An international consortium of scientists from twelve institutions, including, for France, the CNRS and the French Polar Institute, has managed to reach ice dating back more than 1.2 million years by drilling a 2,800-meter-long ice core in the Antarctic ice sheet
The samples collected will make it possible, for the first time, to reconstruct key parameters of Earth’s climate and the composition of its atmosphere beyond 800,000 years into the past. This historic achievement marks the culmination of the fourth field campaign of the European project “Beyond EPICA – Oldest Ice,” which aims to solve one of the great mysteries of climate science: the cause of the slowing pace of glaciations around one million years ago.
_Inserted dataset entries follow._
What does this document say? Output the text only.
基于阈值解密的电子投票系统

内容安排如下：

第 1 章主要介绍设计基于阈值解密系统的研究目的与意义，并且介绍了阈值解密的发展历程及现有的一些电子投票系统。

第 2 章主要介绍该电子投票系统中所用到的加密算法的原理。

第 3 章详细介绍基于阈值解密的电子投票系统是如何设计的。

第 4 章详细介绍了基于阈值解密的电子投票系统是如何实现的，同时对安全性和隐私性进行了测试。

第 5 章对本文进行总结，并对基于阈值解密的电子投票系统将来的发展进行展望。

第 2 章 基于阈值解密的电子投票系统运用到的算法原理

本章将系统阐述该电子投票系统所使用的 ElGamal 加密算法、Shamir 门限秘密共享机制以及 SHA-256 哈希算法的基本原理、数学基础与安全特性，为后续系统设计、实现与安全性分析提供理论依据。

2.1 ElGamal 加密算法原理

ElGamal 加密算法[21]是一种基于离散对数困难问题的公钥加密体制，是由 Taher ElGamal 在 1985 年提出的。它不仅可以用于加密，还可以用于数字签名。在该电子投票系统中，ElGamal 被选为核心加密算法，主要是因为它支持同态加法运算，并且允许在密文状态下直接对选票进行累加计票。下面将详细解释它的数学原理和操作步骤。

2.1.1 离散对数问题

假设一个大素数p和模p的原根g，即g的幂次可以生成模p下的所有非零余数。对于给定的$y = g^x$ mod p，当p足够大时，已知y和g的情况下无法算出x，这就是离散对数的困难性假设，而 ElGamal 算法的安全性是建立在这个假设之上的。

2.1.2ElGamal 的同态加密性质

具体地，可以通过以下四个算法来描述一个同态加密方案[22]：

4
At the Little Dome C site in Antarctica, a research team representing twelve institutions from ten European nations has just achieved a major milestone in climate science: they successfully conducted a drilling campaign to reach the subglacial continent at a depth of 2,800 meters. According to initial analysis, this layer of ice could provide a continuous climate record of at least 1.2 million years. This is the longest continuous climate record extracted from ice cores, surpassing the previous record of 800,000 years held by the EPICA project following its 2004 drilling campaign at Dome C.
However, further analyses are needed to determine whether even older ice can be studied. Although it appears to have lost part of its paleoclimate information, the samples from the deepest 200 meters may contain ice dating back several million years.
The ice extracted during this fourth campaign, which began in November 2024, has preserved a record of Earth’s climate history, offering a direct glimpse into atmospheric temperatures and greenhouse gas concentrations over the past 1.2 million years.
Once the ice cores return to Europe, they will be analyzed with the goal of reconstructing Earth’s climate history and atmospheric composition over this extended period up to the present day. More specifically, these analyses are expected to shed light on the reasons behind the mysterious transition that occurred during the mid-Pleistocene, a period between 900,000 and 1.2 million years ago, during which glacial cycles increased in amplitude and shifted from a 41,000-year to a 100,000-year periodicity. Indeed, only polar ice can reliably reconstruct CO2 concentrations, a gas suspected of playing a key role in this transition.